佐々木くんが今ここにいるということは修吾より先に私が連絡していたのだと修吾が思うのも、また当然で、何から何まで私の落ち度だった。
佐々木くんは相変わらずそこまで距離を詰められても修吾と目を合わせようとはしないし。
詰め寄ったものの、怒鳴り散らすわけにもいかず、修吾も黙り込んで。
短い沈黙の間、私はなんとか二人を引き離そうとしたけれど、それも修吾の神経を逆撫でしたようだった。
「お前…お前の、せいでっ…」
それはきっと、修吾の本心だと、痛いほどに感じた。
修吾は声を張り上げるようなことはしなかったけれど、その響きには憎悪とも呼べるほどの激しさがあった。
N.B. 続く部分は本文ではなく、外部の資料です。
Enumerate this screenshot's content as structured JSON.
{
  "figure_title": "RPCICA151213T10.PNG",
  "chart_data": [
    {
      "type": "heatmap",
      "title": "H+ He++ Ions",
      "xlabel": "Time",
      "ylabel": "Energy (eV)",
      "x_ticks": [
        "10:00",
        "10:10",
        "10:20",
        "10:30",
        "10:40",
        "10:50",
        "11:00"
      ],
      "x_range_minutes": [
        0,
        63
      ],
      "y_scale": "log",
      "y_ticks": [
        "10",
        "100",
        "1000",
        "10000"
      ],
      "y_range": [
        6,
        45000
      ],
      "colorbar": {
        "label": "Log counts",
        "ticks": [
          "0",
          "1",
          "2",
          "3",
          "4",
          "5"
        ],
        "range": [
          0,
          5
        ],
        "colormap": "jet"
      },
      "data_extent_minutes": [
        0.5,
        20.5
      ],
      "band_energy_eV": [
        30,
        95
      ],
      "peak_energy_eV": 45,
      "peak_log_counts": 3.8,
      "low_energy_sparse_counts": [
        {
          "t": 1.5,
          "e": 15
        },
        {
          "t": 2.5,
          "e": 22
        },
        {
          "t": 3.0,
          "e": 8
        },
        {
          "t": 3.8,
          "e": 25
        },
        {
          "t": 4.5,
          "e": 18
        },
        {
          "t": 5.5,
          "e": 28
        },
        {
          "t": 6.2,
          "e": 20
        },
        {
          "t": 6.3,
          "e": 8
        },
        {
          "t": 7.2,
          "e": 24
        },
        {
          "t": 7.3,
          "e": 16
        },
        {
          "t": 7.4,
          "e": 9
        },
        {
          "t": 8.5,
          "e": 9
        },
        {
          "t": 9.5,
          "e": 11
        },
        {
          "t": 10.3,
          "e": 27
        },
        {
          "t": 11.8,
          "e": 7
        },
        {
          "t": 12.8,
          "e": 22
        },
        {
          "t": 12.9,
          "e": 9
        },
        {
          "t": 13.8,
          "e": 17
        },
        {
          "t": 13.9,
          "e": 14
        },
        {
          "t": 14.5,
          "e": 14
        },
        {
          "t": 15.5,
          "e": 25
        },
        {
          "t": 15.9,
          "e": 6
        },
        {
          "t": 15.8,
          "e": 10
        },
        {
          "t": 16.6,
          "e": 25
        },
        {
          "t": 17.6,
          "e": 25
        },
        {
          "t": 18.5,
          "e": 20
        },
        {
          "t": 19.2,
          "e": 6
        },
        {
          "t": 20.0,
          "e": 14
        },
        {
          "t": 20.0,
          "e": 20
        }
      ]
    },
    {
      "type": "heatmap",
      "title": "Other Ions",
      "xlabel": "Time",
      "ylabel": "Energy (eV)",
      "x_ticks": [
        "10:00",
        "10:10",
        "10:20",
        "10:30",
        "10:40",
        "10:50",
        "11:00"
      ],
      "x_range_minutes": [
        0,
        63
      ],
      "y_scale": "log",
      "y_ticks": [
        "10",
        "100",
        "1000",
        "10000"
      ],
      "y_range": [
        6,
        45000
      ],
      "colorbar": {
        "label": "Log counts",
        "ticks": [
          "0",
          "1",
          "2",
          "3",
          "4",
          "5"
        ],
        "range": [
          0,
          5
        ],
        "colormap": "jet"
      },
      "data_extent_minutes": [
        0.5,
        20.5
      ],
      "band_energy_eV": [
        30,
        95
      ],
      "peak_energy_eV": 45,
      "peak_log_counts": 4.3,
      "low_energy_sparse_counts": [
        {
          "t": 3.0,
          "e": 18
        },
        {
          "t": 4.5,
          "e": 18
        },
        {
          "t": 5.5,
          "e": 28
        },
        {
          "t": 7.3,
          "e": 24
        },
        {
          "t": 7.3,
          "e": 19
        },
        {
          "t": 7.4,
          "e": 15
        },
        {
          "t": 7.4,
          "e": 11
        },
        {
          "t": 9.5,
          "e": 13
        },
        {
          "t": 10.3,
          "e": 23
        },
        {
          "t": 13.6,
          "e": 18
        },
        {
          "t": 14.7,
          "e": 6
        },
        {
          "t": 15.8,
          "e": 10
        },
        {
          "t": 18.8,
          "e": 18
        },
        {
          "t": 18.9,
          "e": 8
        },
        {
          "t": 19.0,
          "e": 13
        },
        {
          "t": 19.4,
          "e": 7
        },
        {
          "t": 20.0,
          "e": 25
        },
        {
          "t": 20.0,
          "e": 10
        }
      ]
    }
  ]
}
なにか質量があるものをぶつけられたみたいに、一瞬佐々木くんが顔をしかめて。
それから顔を上げて、レンズの奥から修吾の目を見た。
「…あなたが、ちゃんとつかまえておかなかったからじゃないですか。」
修吾はもちろん、私の虚をも突く、前触れのない反撃だった。
「これだけの人を、周りの男が放っておくと思いますか。今まで何もなかったのなら、それは理紗さんの良識に頼った関係だったんじゃないですか。」
「さ、佐々木くん!」
いきなり、何を言い出すの。
修吾の頭にカッと血が上ったのがわかった。次こそ怒鳴りつけておかしくなかった。
「ーーー………っ!!」
…だけど、そのまま、言葉を発さずに、修吾は口を閉じた。
唇を噛んだその表情が、それは彼が一番他人に言われたくなかった台詞だったんだと、私に悟らせた。
そんな、どうして。
良識なんて。
「言っておきますけど、全部僕が無理やり始めたことですよ。」
「…っ、お前、よくもっ…」
「理紗さんが簡単に浮気なんかすると思いますか。あなたのほうが彼女と付き合い長いんですよね。あなたのほうがよくわかるはずじゃないですか。」